Well I’d argue that it is different if there are a lot of “privacy friendly” browser vs messengers, with messengers the problem is that they don’t work together but every browser can use every website or would you complain that there are too many email, matrix, mastodon, … clients?
And yes the DDG browser doesn’t bring anything new to the table but its more likely that “normies” will find and use it and will find features like the duck player (basically invidious or piped) or their email aliasing service.
Is it something for you? most likely not
Would it be good if normies switch to it like they already do on their phones? absolutely yes
A quiet week in the privacy/security world is probably a good thing. About the UPS story and real looking phishing emails/sms the best thing you can do is just never click the links in the email/sms. If you’re unsure about something just go directly to the actual site of the service and see from there.
The last section I think is an important thing for everyone to hear. I personally support a bunch of creators but for some reason Techlore/SR has fallen through the cracks for me. Obviously words here are empty without action, but I’m going to actually take the time to look into supporting and I think anyone else who has the ability to should as well.
Re the discussion about YouTube and front ends at the end of the podcast…
I just wanted to mention how I use YouTube - I don’t have an account and follow my favourite channels via RSS in a reader that natively blocks ads. I also use an ad blocker (of course) that blocks YouTube ads etc if I open them in the browser. I assume there is no tracking or data collection this way, maybe I am wrong?
Also do most people download podcasts to listen to them? That is always the metric creators mention as a gauge for popularity and success. I personally never download and only stream them. So there are probably a lot more listens than creators may think if they only track downloads.

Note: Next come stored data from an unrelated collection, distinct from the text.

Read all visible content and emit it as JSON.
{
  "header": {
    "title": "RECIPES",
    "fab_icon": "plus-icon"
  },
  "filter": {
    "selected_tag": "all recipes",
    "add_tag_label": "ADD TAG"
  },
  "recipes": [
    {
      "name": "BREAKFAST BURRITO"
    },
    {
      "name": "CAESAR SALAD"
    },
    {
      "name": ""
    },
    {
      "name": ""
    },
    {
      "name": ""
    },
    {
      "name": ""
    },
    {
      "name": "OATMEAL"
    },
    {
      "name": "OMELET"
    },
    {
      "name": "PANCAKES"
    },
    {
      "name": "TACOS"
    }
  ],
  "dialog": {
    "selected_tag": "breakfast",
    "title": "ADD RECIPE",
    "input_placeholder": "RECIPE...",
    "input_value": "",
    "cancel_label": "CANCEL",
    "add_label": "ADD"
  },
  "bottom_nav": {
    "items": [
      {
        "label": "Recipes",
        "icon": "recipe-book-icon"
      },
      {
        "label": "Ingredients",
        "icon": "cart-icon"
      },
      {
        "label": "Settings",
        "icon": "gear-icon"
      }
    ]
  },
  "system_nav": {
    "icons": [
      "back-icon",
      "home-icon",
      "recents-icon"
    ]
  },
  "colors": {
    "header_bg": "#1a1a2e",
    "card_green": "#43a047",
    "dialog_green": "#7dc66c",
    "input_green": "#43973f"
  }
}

Agree with you here, more competition is seldom a bad thing, but especially in regards to browsers being a different ballgame to messengers.
Also yes, DDG seems to have made enough of a dent with some admittedly excellent marketing and advertising to be on the radar of some normies. It’s easy for us to get critical, and split hairs about what this browser DOESN’T do, but I’d much rather people use this over Chrome/Edge.